Wisconsin Governor Scott Walker on Wednesday signed two bills that expand gun rights in the state.
One measure will allow retired or out-of-state police officers to carry guns on school grounds, and the other repeals the state’s 48 hour waiting period for handgun purchases, which the Republican governor and likely presidential candidate said will bring the state into the 21st century.
“There’s a national instant criminal background check system that enables us to get instant information about whether someone is eligible to possess a handgun. The 48 hours was at time when you didn’t have that,” said Walker, who signed both bills in the Milwaukee County Sheriff’s Office.
“We find it particularly insulting that he would, just a week after the mass shooting in Charleston, come here to Milwaukee, which has been the epicenter of gun violence in Wisconsin, to sign this bill instead of doing those things that could actually prevent gun violence,” said Jeri Bonavia with WAVE, the Wisconsin Anti Violence Effort. “The most important thing we could be doing in Wisconsin is to pass a bill that would require background checks on all gun sales.”
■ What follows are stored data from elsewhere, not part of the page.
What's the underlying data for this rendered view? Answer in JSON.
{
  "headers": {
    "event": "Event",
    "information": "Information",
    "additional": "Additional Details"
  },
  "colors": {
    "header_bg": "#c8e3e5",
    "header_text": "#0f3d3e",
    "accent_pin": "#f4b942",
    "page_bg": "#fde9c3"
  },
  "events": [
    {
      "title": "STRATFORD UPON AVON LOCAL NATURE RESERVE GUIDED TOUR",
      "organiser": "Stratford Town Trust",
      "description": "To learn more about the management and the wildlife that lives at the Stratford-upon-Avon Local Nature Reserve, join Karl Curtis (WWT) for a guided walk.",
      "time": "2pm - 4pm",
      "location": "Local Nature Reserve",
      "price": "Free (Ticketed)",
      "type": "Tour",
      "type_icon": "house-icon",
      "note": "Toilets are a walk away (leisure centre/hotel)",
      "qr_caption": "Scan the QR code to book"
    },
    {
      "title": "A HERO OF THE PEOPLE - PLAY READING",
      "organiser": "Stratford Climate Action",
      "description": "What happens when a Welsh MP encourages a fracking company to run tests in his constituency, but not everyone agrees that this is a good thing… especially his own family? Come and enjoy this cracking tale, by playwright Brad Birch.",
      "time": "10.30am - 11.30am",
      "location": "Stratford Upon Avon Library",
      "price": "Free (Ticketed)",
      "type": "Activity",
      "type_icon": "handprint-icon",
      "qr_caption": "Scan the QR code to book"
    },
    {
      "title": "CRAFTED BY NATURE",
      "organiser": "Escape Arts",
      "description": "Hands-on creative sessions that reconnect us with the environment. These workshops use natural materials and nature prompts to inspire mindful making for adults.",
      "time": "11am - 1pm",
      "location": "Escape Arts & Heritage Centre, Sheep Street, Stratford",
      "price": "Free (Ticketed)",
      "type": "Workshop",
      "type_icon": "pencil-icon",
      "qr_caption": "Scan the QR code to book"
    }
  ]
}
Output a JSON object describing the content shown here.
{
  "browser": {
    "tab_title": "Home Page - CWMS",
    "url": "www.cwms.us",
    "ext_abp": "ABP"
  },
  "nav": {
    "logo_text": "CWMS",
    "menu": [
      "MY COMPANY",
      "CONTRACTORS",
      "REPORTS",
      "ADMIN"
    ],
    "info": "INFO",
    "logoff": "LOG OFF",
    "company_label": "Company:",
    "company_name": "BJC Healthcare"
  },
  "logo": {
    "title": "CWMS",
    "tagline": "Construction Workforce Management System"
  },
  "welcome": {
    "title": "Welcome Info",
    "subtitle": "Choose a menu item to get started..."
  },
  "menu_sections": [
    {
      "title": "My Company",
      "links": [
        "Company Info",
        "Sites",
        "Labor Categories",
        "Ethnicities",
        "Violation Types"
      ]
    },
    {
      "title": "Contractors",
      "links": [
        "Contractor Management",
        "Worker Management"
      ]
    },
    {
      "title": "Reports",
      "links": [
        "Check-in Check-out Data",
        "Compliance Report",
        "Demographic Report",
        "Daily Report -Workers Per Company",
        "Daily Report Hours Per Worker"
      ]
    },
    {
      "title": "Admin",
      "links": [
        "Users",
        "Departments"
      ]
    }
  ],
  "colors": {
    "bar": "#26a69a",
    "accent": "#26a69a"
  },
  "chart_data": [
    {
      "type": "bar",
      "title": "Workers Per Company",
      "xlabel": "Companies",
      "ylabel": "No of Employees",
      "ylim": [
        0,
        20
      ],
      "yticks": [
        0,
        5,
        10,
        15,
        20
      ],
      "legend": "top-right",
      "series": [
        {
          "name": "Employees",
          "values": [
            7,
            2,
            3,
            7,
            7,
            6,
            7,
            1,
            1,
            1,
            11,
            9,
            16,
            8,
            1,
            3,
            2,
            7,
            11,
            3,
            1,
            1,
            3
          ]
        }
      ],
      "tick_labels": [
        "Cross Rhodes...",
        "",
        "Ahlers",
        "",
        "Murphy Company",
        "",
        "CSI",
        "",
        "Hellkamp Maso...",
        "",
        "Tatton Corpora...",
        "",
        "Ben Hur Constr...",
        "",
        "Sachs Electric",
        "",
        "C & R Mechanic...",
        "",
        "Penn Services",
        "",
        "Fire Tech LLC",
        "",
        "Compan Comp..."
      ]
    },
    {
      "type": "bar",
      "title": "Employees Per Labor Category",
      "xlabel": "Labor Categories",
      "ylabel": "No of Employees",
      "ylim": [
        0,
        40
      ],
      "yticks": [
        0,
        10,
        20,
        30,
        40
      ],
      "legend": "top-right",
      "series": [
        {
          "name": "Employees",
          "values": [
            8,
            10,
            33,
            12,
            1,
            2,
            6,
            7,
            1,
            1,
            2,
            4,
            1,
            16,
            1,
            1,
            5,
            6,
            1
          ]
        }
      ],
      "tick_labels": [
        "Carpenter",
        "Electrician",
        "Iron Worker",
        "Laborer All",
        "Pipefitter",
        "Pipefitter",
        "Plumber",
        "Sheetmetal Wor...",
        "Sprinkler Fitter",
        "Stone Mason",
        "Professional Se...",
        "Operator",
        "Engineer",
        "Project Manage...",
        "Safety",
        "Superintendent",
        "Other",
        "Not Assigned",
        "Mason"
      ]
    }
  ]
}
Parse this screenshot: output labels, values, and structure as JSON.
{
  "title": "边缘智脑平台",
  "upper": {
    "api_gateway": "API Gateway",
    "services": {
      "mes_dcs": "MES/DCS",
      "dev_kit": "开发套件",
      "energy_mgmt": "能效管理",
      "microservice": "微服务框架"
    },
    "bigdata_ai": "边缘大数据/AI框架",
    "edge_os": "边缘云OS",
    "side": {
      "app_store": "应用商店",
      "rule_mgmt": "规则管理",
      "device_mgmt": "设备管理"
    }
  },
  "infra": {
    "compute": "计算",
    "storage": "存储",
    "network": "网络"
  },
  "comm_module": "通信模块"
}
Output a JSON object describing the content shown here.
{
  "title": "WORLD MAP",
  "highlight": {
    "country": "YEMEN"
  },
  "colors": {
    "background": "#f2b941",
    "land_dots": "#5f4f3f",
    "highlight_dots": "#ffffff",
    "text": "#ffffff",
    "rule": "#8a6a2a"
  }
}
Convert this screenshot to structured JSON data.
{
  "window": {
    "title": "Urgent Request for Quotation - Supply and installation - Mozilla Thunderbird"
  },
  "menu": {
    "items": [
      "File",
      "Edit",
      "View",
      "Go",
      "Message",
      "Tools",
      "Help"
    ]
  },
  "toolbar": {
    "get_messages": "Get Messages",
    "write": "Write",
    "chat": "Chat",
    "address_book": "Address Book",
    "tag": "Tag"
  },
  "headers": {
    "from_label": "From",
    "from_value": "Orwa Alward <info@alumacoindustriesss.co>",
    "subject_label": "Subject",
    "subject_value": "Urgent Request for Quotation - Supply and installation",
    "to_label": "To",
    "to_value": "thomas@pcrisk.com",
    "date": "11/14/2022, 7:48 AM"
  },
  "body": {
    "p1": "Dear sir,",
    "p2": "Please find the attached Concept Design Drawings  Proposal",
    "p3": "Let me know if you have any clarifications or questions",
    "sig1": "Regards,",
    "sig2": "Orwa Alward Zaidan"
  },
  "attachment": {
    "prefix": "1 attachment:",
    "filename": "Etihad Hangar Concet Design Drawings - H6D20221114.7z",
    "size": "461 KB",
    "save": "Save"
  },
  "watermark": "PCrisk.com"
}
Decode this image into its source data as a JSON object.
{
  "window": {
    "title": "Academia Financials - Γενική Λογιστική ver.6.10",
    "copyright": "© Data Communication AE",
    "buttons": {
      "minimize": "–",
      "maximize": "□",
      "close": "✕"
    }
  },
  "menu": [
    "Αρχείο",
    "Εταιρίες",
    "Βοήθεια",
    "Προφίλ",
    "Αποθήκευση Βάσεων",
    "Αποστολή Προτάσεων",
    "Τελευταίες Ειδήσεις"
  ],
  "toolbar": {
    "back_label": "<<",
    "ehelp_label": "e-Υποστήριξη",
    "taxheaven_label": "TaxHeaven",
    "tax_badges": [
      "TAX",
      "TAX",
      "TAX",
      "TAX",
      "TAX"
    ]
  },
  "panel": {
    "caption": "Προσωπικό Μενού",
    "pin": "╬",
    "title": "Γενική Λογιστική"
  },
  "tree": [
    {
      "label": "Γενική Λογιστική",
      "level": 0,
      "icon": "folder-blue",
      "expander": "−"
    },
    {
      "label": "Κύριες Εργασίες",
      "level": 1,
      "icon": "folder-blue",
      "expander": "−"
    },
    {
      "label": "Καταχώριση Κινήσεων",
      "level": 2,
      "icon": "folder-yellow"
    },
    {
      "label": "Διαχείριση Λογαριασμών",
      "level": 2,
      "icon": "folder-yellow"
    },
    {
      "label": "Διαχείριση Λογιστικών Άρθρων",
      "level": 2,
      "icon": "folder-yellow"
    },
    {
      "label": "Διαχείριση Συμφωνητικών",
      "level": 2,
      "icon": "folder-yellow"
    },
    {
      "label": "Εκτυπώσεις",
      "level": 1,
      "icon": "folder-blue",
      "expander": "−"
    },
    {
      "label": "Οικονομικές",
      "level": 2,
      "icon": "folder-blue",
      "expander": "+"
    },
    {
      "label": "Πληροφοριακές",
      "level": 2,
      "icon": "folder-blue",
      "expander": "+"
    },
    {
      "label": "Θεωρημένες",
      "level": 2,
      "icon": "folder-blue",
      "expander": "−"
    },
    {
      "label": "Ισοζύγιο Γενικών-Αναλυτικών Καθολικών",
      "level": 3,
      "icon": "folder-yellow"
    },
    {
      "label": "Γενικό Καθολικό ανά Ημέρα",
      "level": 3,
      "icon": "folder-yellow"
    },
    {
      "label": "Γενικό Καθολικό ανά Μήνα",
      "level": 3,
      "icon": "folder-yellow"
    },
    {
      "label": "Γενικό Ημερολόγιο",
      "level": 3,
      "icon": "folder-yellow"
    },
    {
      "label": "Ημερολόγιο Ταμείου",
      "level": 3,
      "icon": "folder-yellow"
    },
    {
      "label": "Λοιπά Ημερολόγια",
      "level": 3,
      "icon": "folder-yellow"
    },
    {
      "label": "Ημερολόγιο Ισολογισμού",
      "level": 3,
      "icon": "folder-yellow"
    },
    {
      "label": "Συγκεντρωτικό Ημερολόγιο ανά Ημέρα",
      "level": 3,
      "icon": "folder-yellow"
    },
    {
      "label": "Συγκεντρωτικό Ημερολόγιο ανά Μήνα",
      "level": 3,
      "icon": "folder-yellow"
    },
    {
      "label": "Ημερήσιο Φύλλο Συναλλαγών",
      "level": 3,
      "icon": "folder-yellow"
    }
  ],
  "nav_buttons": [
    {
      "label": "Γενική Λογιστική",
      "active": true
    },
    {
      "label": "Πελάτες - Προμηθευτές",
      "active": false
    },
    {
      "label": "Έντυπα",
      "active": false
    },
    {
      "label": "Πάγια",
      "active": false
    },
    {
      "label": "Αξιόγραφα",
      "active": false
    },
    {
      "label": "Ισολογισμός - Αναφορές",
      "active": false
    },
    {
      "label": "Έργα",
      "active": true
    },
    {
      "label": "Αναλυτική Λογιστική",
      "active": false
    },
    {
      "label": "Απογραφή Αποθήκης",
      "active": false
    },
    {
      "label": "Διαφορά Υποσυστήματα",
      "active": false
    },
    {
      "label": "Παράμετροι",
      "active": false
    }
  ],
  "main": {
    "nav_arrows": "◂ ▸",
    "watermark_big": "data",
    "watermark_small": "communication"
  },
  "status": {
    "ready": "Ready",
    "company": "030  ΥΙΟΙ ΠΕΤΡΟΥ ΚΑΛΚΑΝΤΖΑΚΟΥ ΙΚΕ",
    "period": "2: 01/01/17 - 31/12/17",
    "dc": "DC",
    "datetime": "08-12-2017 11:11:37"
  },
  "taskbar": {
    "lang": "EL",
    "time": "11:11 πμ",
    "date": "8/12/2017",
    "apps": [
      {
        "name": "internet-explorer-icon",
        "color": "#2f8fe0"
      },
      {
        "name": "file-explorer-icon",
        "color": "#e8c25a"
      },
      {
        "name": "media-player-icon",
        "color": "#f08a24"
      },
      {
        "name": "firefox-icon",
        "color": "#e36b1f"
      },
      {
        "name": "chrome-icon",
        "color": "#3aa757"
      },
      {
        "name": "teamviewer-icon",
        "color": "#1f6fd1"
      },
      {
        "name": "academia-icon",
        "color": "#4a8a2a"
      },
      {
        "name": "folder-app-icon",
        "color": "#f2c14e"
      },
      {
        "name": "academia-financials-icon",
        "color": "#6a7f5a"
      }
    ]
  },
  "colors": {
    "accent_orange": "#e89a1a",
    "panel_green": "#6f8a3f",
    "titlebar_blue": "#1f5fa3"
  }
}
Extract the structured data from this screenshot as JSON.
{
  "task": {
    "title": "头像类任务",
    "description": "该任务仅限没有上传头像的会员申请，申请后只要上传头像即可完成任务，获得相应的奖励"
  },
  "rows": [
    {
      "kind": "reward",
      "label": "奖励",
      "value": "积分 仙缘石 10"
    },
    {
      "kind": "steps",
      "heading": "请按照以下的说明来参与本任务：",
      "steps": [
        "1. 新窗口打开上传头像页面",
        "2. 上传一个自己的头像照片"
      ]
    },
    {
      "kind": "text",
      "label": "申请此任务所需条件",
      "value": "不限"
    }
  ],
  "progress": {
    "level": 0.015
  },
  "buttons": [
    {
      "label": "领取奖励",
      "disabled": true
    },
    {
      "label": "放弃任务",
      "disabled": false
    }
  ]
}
“If we had pulled back on this, I think it would have given people the erroneous opinion that what we signed into law today had anything to do with what happened in Charleston,” Walker said, adding that the focus ought to be on the victims in Charleston and their families.
“I think it’s been largely universal across political lines and otherwise, a denouncement of not just the act that this man committed – I won’t repeat his name – to denounce not just the act but the beliefs that he had. This was a racist, evil man.”